フェイブルマンズのGinnyのレビュー・感想・評価

フェイブルマンズ(2022年製作の映画)
2.0
スピルバーグ、お前は島崎藤村か?!と気になって没入できなかった。

映画は見るタイミングで感じ方が大きく左右されると思うのですが最近は刺激的で新しい楽しさをくれる映画、心を揺さぶりまくる映画をよく見ていたので今作は物足りなく感じてしまいました。
酷評したバビロンの方が刺激の点ではマシなのではと思うくらい保守的に思えました。

どこまでが本当なのか、わからないのですが、母親のあの話を要素と入れるのは結構冒険的だと思うのですがあれが単なるドラマ的要素で終わってるのが私には物足りませんでした。
身内の隠しておきたいあれやこれやも撮っちゃう、これが映画人のカルマ、エゴ、麻薬!とかそういう風に振り切れるのを期待してしまっていた。

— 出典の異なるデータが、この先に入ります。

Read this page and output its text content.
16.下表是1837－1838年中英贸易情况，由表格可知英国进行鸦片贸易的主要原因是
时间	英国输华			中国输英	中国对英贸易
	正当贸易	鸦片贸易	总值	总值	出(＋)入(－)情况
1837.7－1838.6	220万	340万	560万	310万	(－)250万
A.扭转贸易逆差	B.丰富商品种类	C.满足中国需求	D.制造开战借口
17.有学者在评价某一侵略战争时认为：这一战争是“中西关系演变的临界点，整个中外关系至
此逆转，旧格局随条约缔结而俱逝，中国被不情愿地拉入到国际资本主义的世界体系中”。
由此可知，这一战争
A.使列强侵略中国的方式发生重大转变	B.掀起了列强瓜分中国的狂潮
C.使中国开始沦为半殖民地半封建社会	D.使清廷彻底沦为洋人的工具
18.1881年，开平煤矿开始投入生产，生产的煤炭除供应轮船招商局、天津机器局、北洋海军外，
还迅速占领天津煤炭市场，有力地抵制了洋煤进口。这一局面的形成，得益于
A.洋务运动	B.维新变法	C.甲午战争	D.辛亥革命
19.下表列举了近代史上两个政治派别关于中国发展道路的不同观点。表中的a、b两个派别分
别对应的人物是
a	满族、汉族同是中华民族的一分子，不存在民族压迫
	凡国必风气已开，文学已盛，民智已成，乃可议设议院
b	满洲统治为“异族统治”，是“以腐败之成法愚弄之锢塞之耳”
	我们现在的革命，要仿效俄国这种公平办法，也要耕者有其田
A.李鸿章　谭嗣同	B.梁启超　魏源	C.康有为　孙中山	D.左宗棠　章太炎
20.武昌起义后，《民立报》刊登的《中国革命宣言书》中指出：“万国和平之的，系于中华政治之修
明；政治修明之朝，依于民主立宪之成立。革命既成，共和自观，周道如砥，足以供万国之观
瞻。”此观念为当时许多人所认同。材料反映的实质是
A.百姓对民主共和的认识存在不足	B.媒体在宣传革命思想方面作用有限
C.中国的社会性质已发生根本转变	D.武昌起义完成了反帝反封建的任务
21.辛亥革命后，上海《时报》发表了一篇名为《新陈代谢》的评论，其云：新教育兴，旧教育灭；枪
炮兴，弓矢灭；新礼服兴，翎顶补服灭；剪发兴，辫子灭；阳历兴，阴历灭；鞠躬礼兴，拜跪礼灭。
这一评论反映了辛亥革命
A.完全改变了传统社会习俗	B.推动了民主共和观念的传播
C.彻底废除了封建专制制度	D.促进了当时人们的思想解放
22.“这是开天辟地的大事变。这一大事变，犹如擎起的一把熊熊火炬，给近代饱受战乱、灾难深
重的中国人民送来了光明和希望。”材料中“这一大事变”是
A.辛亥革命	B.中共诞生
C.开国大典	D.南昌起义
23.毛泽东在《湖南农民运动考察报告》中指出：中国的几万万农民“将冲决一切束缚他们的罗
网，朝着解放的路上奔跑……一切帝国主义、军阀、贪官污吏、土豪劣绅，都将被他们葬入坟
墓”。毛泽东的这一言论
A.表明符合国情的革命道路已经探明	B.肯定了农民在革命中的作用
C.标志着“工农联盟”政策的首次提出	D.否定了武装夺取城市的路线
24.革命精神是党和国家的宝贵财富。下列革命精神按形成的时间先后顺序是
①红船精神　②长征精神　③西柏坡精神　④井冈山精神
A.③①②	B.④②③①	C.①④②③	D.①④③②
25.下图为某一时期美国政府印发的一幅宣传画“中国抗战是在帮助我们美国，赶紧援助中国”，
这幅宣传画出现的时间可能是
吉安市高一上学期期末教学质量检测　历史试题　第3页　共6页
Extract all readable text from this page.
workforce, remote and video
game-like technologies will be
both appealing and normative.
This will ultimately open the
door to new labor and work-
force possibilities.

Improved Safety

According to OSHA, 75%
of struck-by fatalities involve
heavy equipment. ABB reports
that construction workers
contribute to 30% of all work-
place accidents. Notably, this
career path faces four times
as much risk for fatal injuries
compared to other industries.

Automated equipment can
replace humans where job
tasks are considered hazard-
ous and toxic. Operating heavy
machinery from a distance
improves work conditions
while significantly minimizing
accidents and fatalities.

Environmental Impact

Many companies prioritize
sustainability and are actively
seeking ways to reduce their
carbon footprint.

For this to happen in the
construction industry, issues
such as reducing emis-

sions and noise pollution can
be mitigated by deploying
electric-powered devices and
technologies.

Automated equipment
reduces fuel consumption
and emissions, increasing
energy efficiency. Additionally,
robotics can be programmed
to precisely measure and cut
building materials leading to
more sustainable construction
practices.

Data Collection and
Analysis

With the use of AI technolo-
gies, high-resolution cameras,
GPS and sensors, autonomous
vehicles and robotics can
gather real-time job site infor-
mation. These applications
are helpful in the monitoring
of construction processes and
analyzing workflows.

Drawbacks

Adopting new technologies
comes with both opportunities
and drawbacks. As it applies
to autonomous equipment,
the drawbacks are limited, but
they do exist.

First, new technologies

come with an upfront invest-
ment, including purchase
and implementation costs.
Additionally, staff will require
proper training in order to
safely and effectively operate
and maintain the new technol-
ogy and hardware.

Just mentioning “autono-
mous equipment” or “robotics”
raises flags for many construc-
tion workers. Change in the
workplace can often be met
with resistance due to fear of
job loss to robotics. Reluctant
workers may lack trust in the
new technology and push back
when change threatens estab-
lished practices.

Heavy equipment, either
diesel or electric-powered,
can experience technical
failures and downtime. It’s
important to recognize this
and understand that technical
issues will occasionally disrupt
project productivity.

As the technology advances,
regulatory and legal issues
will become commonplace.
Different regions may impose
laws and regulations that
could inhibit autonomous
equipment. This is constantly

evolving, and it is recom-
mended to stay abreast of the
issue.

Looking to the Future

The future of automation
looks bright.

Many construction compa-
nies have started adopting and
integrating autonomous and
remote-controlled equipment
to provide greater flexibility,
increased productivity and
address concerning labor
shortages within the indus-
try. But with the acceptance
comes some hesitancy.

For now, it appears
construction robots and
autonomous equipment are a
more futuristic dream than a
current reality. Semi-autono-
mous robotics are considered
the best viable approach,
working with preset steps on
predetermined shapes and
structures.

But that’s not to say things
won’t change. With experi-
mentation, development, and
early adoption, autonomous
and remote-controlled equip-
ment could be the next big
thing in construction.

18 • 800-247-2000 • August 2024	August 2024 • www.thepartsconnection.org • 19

サミーフェイブルマンの子役は2人(で良いのかな?)ともスピルバーグの目元の雰囲気が出ていてナイスキャスティングだなと。
青年期はちょっとダニエルラドクリフ感もあり、彼もユダヤ系なので似るのかな?なんて、これは暴論かな。

両親のキャスティングが私にはしっくりきませんでした。
ミシェルウィリアムズとポールダノだと私にはまだキャリアの差が感じられてポールダノが弱く見えてしまいます。
そしてミシェルウィリアムズも、演技は上手だとわかってはいるのですがその演技の発散どころがこの役で良かったのか?モヤモヤしました。
キーパーソンなのかと思うのですが、この人物への不快感が拭えないまま作品全体を掴めずモヤモヤが残った次第です。
ミシェルウィリアムズには、振り回す方より『グレイテスト・ショーマン』みたいな役の方が合うんじゃないかなと私は思います。

ジャド・ハーシュが出てきて、サミーと交わした会話はワクワクしたけれど現実はそうドラマチックじゃないのかな。
脚色しすぎないという点を褒めるのか、物足りなく感じるかは人それぞれかと思うし作品の温度感によっても違うと思うけれど、私はいじくりまわして誇張して伝えるのが好きなのでこんなに真面目で愚直じゃなくても、と思ってしまう。が、これはスピルバーグが半自伝的に自分で語りたかったというわけなのでどう見られるかではなく、どう語りたいか、なのかな。

疑問なのはなんでそんなに評価されてるのか。忖度してないか?とか思ってしまう。
最近多い映画人の半自伝的のムーブ。大体誉めそやされてるけれど、ほんと?ほんと?功労賞みたいになってない?と思ってしまいました。

青年期のサミー、マリウス葉っぽさを感じた。
あとBGM、なんかクラシック音楽とか他のものに似ている気がして気が散ってしまった。